One other man was shot that day during the attempted assassination. James Brady, the White House press secretary, lay on the ground with a bullet hole in his head. A bullet had lodged in his brain. While Brady survived his injury (as did President Reagan and the other two men), he was left permanently handicapped.

The left saw a renewed opportunity to go after firearms. The assassination attempt became a rallying cry for anti-gun activists. If only people could not get guns, they argued, such violence would not occur. Anti-gun activists started laying the groundwork for major gun control legislation. Though nothing came immediately from this incident, the rationale had been established for a new gun control push.

Meanwhile, the NRA had been working since the late '70s to pass what became the McClure-Volkmer Firearms Owners Protection Act. Designed to eliminate the most onerous provisions of the 1968 Gun Control Act, McClure-Volkmer was eventually signed into law in 1986, a tremendous victory for pro-Second Amendment forces (and the subject of a future column of its own.)

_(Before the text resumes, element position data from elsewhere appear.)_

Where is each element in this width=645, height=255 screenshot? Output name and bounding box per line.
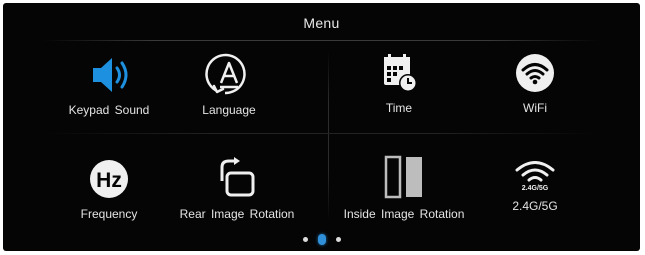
menu-item-time[interactable]: Time	[329, 51, 469, 115]
menu-item-band-2-4g-5g[interactable]: 2.4G/5G 2.4G/5G	[465, 153, 605, 213]
menu-title: Menu	[303, 15, 340, 31]
wifi-icon	[516, 54, 554, 92]
page-dot[interactable]	[335, 237, 341, 243]
menu-item-inside-image-rotation[interactable]: Inside Image Rotation	[334, 153, 474, 221]
menu-item-frequency[interactable]: Hz Frequency	[39, 157, 179, 221]
menu-item-label: 2.4G/5G	[512, 199, 558, 213]
menu-item-language[interactable]: Language	[159, 53, 299, 117]
title-divider	[43, 40, 600, 41]
language-icon	[205, 53, 246, 95]
mirror-panels-icon	[384, 155, 422, 199]
wifi-band-icon-text: 2.4G/5G	[522, 185, 549, 192]
rotate-icon	[220, 157, 255, 197]
menu-item-label: Frequency	[80, 207, 138, 221]
page-dot[interactable]	[302, 237, 308, 243]
menu-screen: Menu Keypad Sound Language Time WiFi Hz …	[3, 3, 640, 251]
hz-icon-text: Hz	[96, 169, 122, 192]
page-indicator[interactable]	[3, 231, 640, 249]
wifi-band-icon: 2.4G/5G	[515, 161, 555, 192]
menu-item-label: Inside Image Rotation	[343, 207, 465, 221]
menu-item-label: WiFi	[523, 101, 547, 115]
menu-item-label: Rear Image Rotation	[179, 207, 295, 221]
menu-item-rear-image-rotation[interactable]: Rear Image Rotation	[167, 157, 307, 221]
menu-item-label: Language	[202, 103, 256, 117]
menu-item-keypad-sound[interactable]: Keypad Sound	[39, 53, 179, 117]
menu-item-label: Keypad Sound	[68, 103, 150, 117]
hz-icon: Hz	[90, 160, 128, 198]
horizontal-divider	[43, 133, 600, 134]
page-dot-active[interactable]	[317, 234, 326, 246]
menu-item-wifi[interactable]: WiFi	[465, 51, 605, 115]
menu-item-label: Time	[385, 101, 413, 115]
calendar-clock-icon	[384, 54, 417, 92]
speaker-icon	[93, 58, 128, 92]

But Sarah Brady and her cohorts were hard at work. And in 1987 the Brady Handgun Violence Prevention Act was introduced in Congress. Ignoring the fact that a lone crazed individual trying to assassinate a head of state is not something a gun law is likely to stop, opponents of the Second Amendment made the incident look like a tragedy that could befall any person walking the streets of America, and offered gun control as the solution.

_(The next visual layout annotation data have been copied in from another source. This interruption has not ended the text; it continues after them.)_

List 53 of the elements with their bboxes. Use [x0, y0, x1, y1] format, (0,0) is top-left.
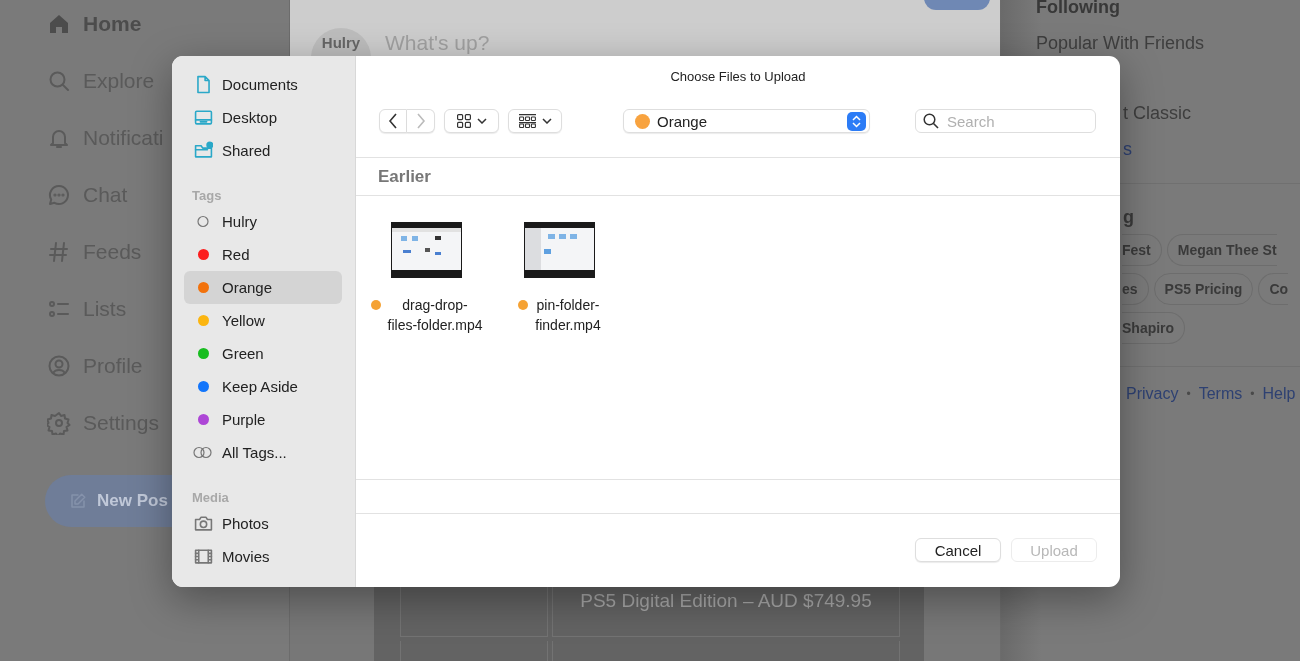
group-header: Earlier: [356, 158, 1120, 196]
search-icon: [923, 113, 939, 129]
dialog-title: Choose Files to Upload: [669, 67, 807, 86]
sidebar-item[interactable]: Desktop: [184, 101, 342, 134]
hash-icon: [47, 239, 71, 264]
settings-icon: [47, 410, 71, 435]
separator-dot: •: [1186, 387, 1191, 401]
product-caption: PS5 Digital Edition – AUD $749.95: [580, 590, 872, 613]
chevron-right-icon: [415, 113, 426, 129]
location-popup[interactable]: Orange: [623, 109, 870, 133]
profile-icon: [47, 353, 71, 378]
cancel-button[interactable]: Cancel: [915, 538, 1001, 562]
sidebar-item[interactable]: Keep Aside: [184, 370, 342, 403]
grid-icon: [456, 114, 471, 128]
footer-link[interactable]: Terms: [1198, 385, 1243, 403]
file-name[interactable]: pin-folder- finder.mp4: [535, 295, 601, 335]
sidebar-item[interactable]: Shared: [184, 134, 342, 167]
sidebar-item[interactable]: Purple: [184, 403, 342, 436]
view-button[interactable]: [444, 109, 499, 133]
stepper-icon: [847, 111, 866, 131]
search-field[interactable]: Search: [915, 109, 1096, 133]
feed-heading[interactable]: Following: [1036, 0, 1120, 18]
back-button[interactable]: [379, 109, 407, 133]
sidebar-item[interactable]: All Tags...: [184, 436, 342, 469]
avatar: Hulry: [311, 28, 371, 56]
chevron-down-icon: [476, 118, 487, 124]
chevron-left-icon: [388, 113, 398, 129]
film-icon: [193, 546, 213, 567]
separator-dot: •: [1250, 387, 1255, 401]
chevron-down-icon: [541, 118, 552, 124]
sidebar-item[interactable]: Orange: [184, 271, 342, 304]
feed-link[interactable]: Popular With Friends: [1036, 32, 1205, 54]
sidebar-item[interactable]: Green: [184, 337, 342, 370]
desktop-icon: [193, 107, 213, 128]
section-header: Tags: [192, 186, 223, 205]
sidebar-item[interactable]: Red: [184, 238, 342, 271]
grouping-icon: [518, 114, 536, 128]
sidebar-item[interactable]: Yellow: [184, 304, 342, 337]
footer-link[interactable]: Help: [1262, 385, 1296, 403]
section-header: Media: [192, 488, 230, 507]
sidebar-item[interactable]: Hulry: [184, 205, 342, 238]
sidebar-item[interactable]: Photos: [184, 507, 342, 540]
section-heading: g: [1122, 205, 1135, 229]
group-button[interactable]: [508, 109, 562, 133]
footer-link[interactable]: Privacy: [1126, 385, 1179, 403]
sidebar-item[interactable]: Documents: [184, 68, 342, 101]
sidebar-item[interactable]: Movies: [184, 540, 342, 573]
file-name[interactable]: drag-drop- files-folder.mp4: [387, 295, 483, 335]
chat-icon: [47, 182, 71, 207]
shared-folder-icon: [193, 140, 213, 161]
camera-icon: [193, 513, 213, 534]
feed-link[interactable]: s: [1123, 138, 1132, 160]
new-post-button[interactable]: New Pos: [45, 475, 172, 527]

Ronald Reagan, however, was an NRA Life Member who respected the Second Amendment. As long as Reagan was president, no gun control law would be passed. Facing a sure presidential veto, the bill never reached the White House during the Reagan years, or even during President Bush Sr.'s term.

Meanwhile, Jim Brady and his wife, Sarah, became active in anti-gun circles. Sarah Brady became chairperson of Handgun Control Inc., and the Brady Campaign to Prevent Gun Violence was created as a permanent source of anti-gun material.

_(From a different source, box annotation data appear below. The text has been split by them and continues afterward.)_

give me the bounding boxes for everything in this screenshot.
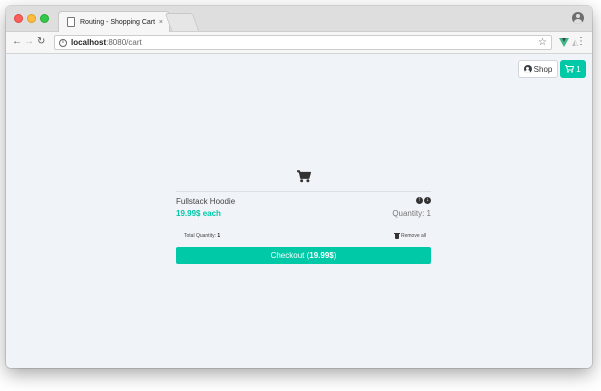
- user-circle-icon: [523, 65, 532, 73]
- cart-item: Fullstack Hoodie 19.99$ each ↑ ↓ Quantit…: [176, 197, 431, 227]
- total-quantity: Total Quantity: 1: [184, 233, 221, 239]
- tab-title: Routing - Shopping Cart: [80, 18, 156, 26]
- cart-button[interactable]: 1: [560, 60, 586, 78]
- browser-tab[interactable]: Routing - Shopping Cart ×: [58, 11, 170, 32]
- reload-icon[interactable]: ↻: [37, 36, 45, 48]
- page-icon: [67, 17, 75, 27]
- item-price: 19.99$ each: [176, 209, 221, 218]
- kebab-menu-icon[interactable]: ⋮: [576, 36, 586, 48]
- profile-icon[interactable]: [572, 12, 584, 24]
- url-text[interactable]: localhost:8080/cart: [71, 38, 142, 47]
- cart-summary: Total Quantity: 1 Remove all: [176, 231, 431, 245]
- back-arrow-icon[interactable]: ←: [12, 36, 22, 48]
- info-icon[interactable]: i: [59, 38, 67, 47]
- quantity-controls: ↑ ↓: [416, 197, 431, 204]
- title-bar: Routing - Shopping Cart ×: [6, 6, 592, 32]
- shopping-cart-icon: [565, 65, 575, 73]
- cart-count: 1: [576, 64, 581, 74]
- bookmark-star-icon[interactable]: ☆: [538, 37, 547, 49]
- new-tab-button[interactable]: [164, 13, 200, 31]
- address-bar[interactable]: i localhost:8080/cart ☆: [54, 35, 552, 50]
- remove-all-button[interactable]: Remove all: [393, 232, 426, 239]
- window-close-button[interactable]: [14, 14, 23, 23]
- remove-all-label: Remove all: [400, 233, 426, 239]
- increase-quantity-icon[interactable]: ↑: [416, 197, 423, 204]
- page-content: Shop 1 Fullstack Hoodie 19.99$ each ↑ ↓: [6, 55, 592, 368]
- browser-window: Routing - Shopping Cart × ← → ↻ i localh…: [6, 6, 592, 368]
- cart-panel: Fullstack Hoodie 19.99$ each ↑ ↓ Quantit…: [176, 191, 431, 264]
- trash-icon: [393, 232, 400, 239]
- item-name: Fullstack Hoodie: [176, 197, 236, 206]
- window-maximize-button[interactable]: [40, 14, 49, 23]
- forward-arrow-icon[interactable]: →: [24, 36, 34, 48]
- browser-toolbar: ← → ↻ i localhost:8080/cart ☆ ◭ ⋮: [6, 32, 592, 54]
- window-minimize-button[interactable]: [27, 14, 36, 23]
- decrease-quantity-icon[interactable]: ↓: [424, 197, 431, 204]
- shopping-cart-icon: [297, 170, 311, 183]
- divider: [176, 191, 431, 192]
- checkout-button[interactable]: Checkout (19.99$): [176, 247, 431, 264]
- shop-label: Shop: [533, 64, 553, 74]
- vue-devtools-icon[interactable]: [559, 38, 569, 47]
- shop-button[interactable]: Shop: [518, 60, 558, 78]
- tab-close-icon[interactable]: ×: [159, 19, 163, 26]
- item-quantity: Quantity: 1: [392, 209, 431, 218]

Legislation like the Brady Bill ignores the fact that violence unfortunately has been a fact of life long before firearms were invented. Outlawing guns does not prevent violence, but it does prevent smaller, older, disabled or less powerful persons from effectively defending themselves against larger and stronger attackers.

And although groups like the Brady Campaign say they just want "reasonable" restrictions on gun ownership, by their own logic they cannot completely stop "gun violence" without outlawing all private gun ownership, no exceptions.

Once the anti-gun left has a cause or celebrity to rally around, rational thought goes out the window as they push their proposed legislation.

The Brady Bill, which became H.R.1025, was signed into law by President Bill Clinton Nov. 30, 1993. Though it has not been shown to have had any impact on preventing the criminal misuse of guns (and parts of it were struck down by the U.S. Supreme Court in the 1997 case of Printz v. United States), it is still touted by anti-gun activists as a first step to ending what they see as the scourge of private gun ownership in America.

Sarah Brady is still a leading figure in the anti-gun movement. Jim Brady is still an advertisement for gun control.

And the Clintons still oppose your constitutional right to keep and bear arms. Hillary Clinton has praised her husband for enacting this unconstitutional measure, and continues to support it today. We need to remind ourselves of these things, and of the left's tactic of capitalizing on tragedy, as the Clintons seek to retake the White House in 2008.